I picked-up a 1982 Trek 614 touring bike from Ebay last winter. I have touched up the paint and fully reconditioned it. It has a blackburn rear rack and I put a lowrider Nashbar rack up front. The wheelbase is not quite as long as yours but it is the best handling bike I have ever ridden. You were very smart to stay with this frame. To get this same quality and ride would cost at least 00 if you where to have one made up by a frame builder. Love your Berthoud fenders. I have put SKS P45 cromo-plastic on my Trek. They may be a touch lighter but the Berthoud's exude class and style.

thanks much

It was a long process rebuilding the bike, but was definitely worth it. Glad you were able to bring the 614 back -- if you see another early Trek, save its life! A few more things to do on this one (I'm considering a small "constructeur" rear rack from Velo-Orange, for example), but am going to try to keep it simple.

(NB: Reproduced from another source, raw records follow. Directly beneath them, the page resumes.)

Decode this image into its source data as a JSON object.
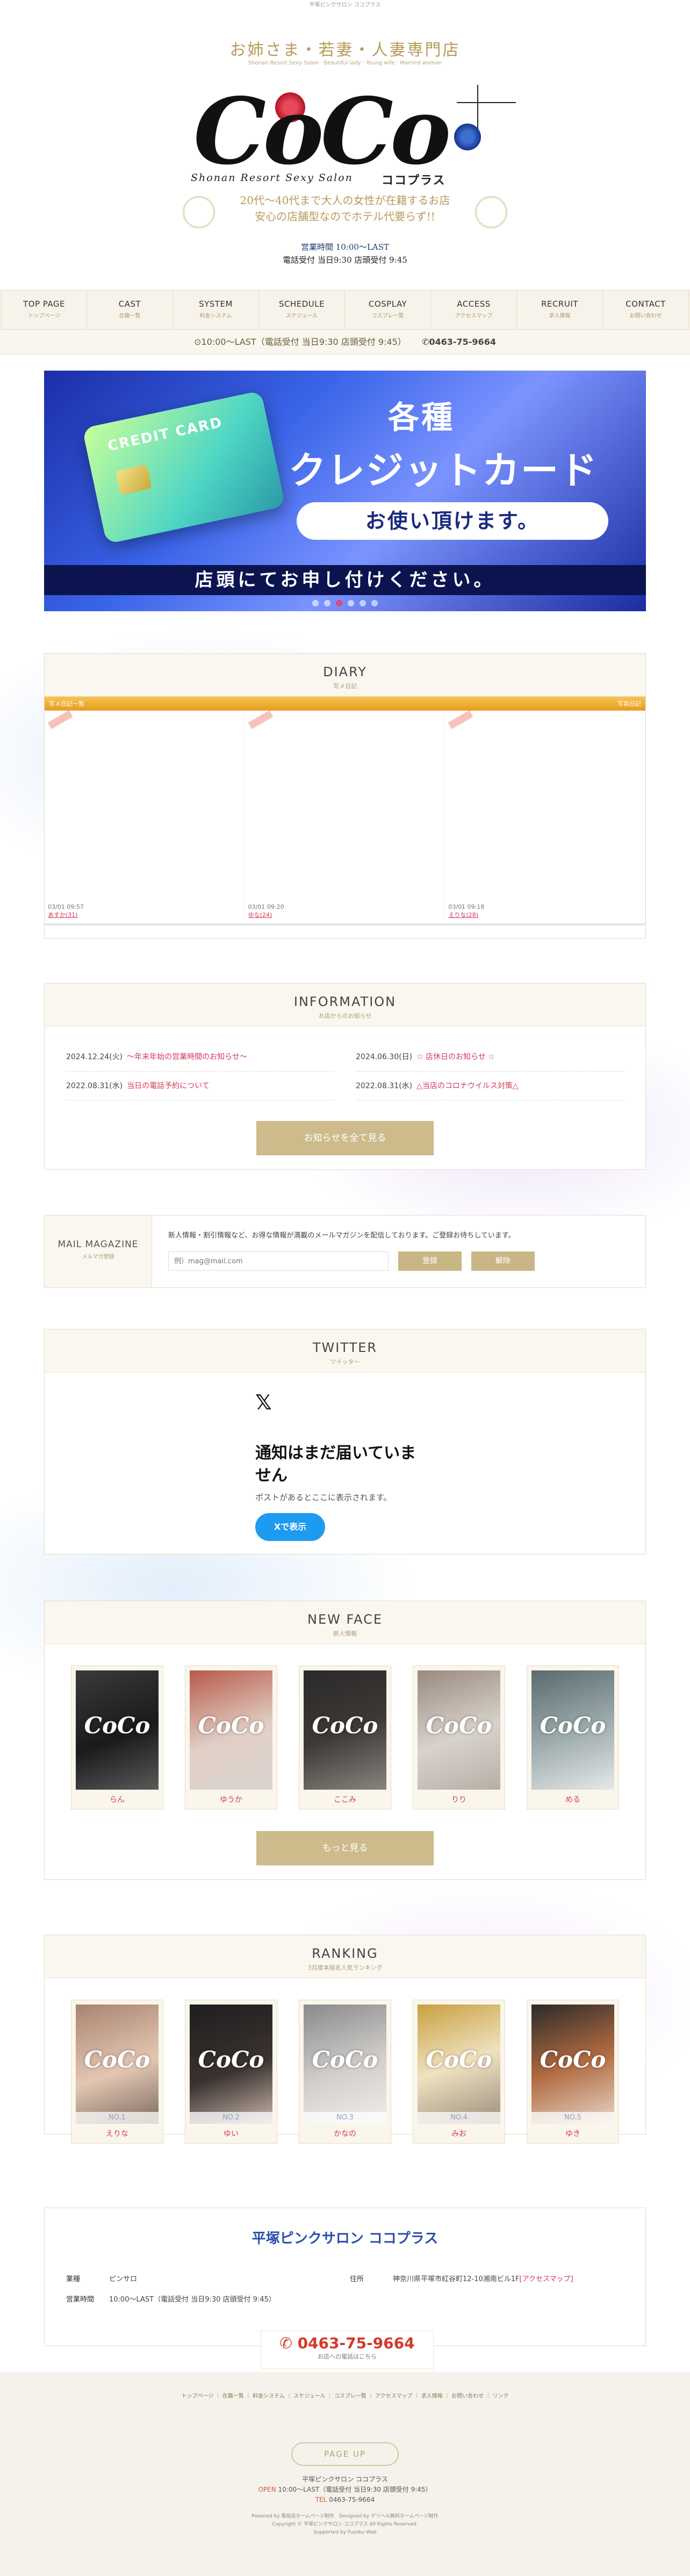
{
  "top_line": "平塚ピンクサロン ココプラス",
  "header": {
    "tagline": "お姉さま・若妻・人妻専門店",
    "tagline_sub": "Shonan Resort Sexy Salon · Beautiful lady · Young wife · Married woman",
    "logo_main": "CoCo",
    "logo_sub": "Shonan Resort Sexy Salon",
    "logo_kana": "ココプラス",
    "desc1": "20代～40代まで大人の女性が在籍するお店",
    "desc2": "安心の店舗型なのでホテル代要らず!!",
    "hours1": "営業時間 10:00～LAST",
    "hours2": "電話受付 当日9:30 店頭受付 9:45"
  },
  "nav": [
    {
      "en": "TOP PAGE",
      "jp": "トップページ"
    },
    {
      "en": "CAST",
      "jp": "在籍一覧"
    },
    {
      "en": "SYSTEM",
      "jp": "料金システム"
    },
    {
      "en": "SCHEDULE",
      "jp": "スケジュール"
    },
    {
      "en": "COSPLAY",
      "jp": "コスプレ一覧"
    },
    {
      "en": "ACCESS",
      "jp": "アクセスマップ"
    },
    {
      "en": "RECRUIT",
      "jp": "求人情報"
    },
    {
      "en": "CONTACT",
      "jp": "お問い合わせ"
    }
  ],
  "infobar": {
    "hours": "⊙10:00～LAST（電話受付 当日9:30 店頭受付 9:45）",
    "tel": "✆0463-75-9664"
  },
  "banner": {
    "card_label": "CREDIT CARD",
    "title1": "各種",
    "title2": "クレジットカード",
    "pill": "お使い頂けます。",
    "strip": "店頭にてお申し付けください。",
    "active_dot": 2,
    "dot_count": 6
  },
  "diary": {
    "title": "DIARY",
    "sub": "写メ日記",
    "bar_left": "写メ日記一覧",
    "bar_right": "写真日記",
    "entries": [
      {
        "date": "03/01 09:57",
        "name": "あすか(31)"
      },
      {
        "date": "03/01 09:20",
        "name": "ゆな(24)"
      },
      {
        "date": "03/01 09:18",
        "name": "えりな(28)"
      }
    ]
  },
  "information": {
    "title": "INFORMATION",
    "sub": "お店からのお知らせ",
    "items": [
      {
        "date": "2024.12.24(火)",
        "text": "〜年末年始の営業時間のお知らせ〜"
      },
      {
        "date": "2024.06.30(日)",
        "text": "☆ 店休日のお知らせ ☆"
      },
      {
        "date": "2022.08.31(水)",
        "text": "当日の電話予約について"
      },
      {
        "date": "2022.08.31(水)",
        "text": "△当店のコロナウイルス対策△"
      }
    ],
    "button": "お知らせを全て見る"
  },
  "mail": {
    "title": "MAIL MAGAZINE",
    "sub": "メルマガ登録",
    "desc": "新人情報・割引情報など、お得な情報が満載のメールマガジンを配信しております。ご登録お待ちしています。",
    "placeholder": "例）mag@mail.com",
    "register": "登録",
    "cancel": "解除"
  },
  "twitter": {
    "title": "TWITTER",
    "sub": "ツイッター",
    "x": "𝕏",
    "heading": "通知はまだ届いていません",
    "text": "ポストがあるとここに表示されます。",
    "button": "Xで表示"
  },
  "newface": {
    "title": "NEW FACE",
    "sub": "新人情報",
    "girls": [
      "らん",
      "ゆうか",
      "ここみ",
      "りり",
      "める"
    ],
    "button": "もっと見る"
  },
  "ranking": {
    "title": "RANKING",
    "sub": "3月度本指名人気ランキング",
    "girls": [
      {
        "rank": "NO.1",
        "name": "えりな"
      },
      {
        "rank": "NO.2",
        "name": "ゆい"
      },
      {
        "rank": "NO.3",
        "name": "かなの"
      },
      {
        "rank": "NO.4",
        "name": "みお"
      },
      {
        "rank": "NO.5",
        "name": "ゆき"
      }
    ]
  },
  "shop": {
    "title": "平塚ピンクサロン ココプラス",
    "type_label": "業種",
    "type": "ピンサロ",
    "addr_label": "住所",
    "addr": "神奈川県平塚市紅谷町12-10湘南ビル1F",
    "addr_link": "[アクセスマップ]",
    "hours_label": "営業時間",
    "hours": "10:00〜LAST（電話受付 当日9:30 店頭受付 9:45）",
    "tel": "0463-75-9664",
    "tel_sub": "お店への電話はこちら"
  },
  "footer": {
    "links": "トップページ ｜ 在籍一覧 ｜ 料金システム ｜ スケジュール ｜ コスプレ一覧 ｜ アクセスマップ ｜ 求人情報 ｜ お問い合わせ ｜ リンク",
    "pageup": "PAGE UP",
    "name": "平塚ピンクサロン ココプラス",
    "open_label": "OPEN",
    "open": "10:00〜LAST（電話受付 当日9:30 店頭受付 9:45）",
    "tel_label": "TEL",
    "tel": "0463-75-9664",
    "powered": "Powered by 風俗店ホームページ制作　Designed by デリヘル無料ホームページ制作",
    "copyright": "Copyright © 平塚ピンクサロン ココプラス All Rights Reserved.",
    "supported": "Supported by Fuzoku Web"
  }
}
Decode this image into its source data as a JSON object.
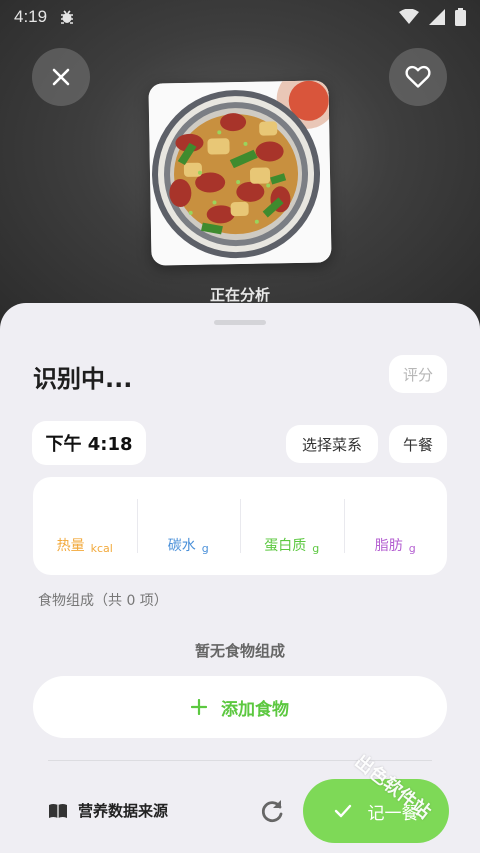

On the SKS fenders, they may not be as nice as the Berthouds, but they're very solid and classy in their own way, and far better than some of the other options. They're on the Super Sport I refer to in another reply, and I'm very happy with them.

the right bike, the right builder

I love the original Treks, and they fact that they were hand-built in the U.S. makes them even nicer. Have to give a shout-out to the framebuilder who helped me bring this one back to life, Toby Stanton of HotTubes in Worcester, Mass. Total can-do guy, and the complete opposite of some of the fussy "I only do it my way" builders out there. He's reworking a zippy mid-'80s Schwinn Super Sport for me now; can't wait to get it back.

Love it! The large frame and

Love it! The large frame and fenders make 'the look'.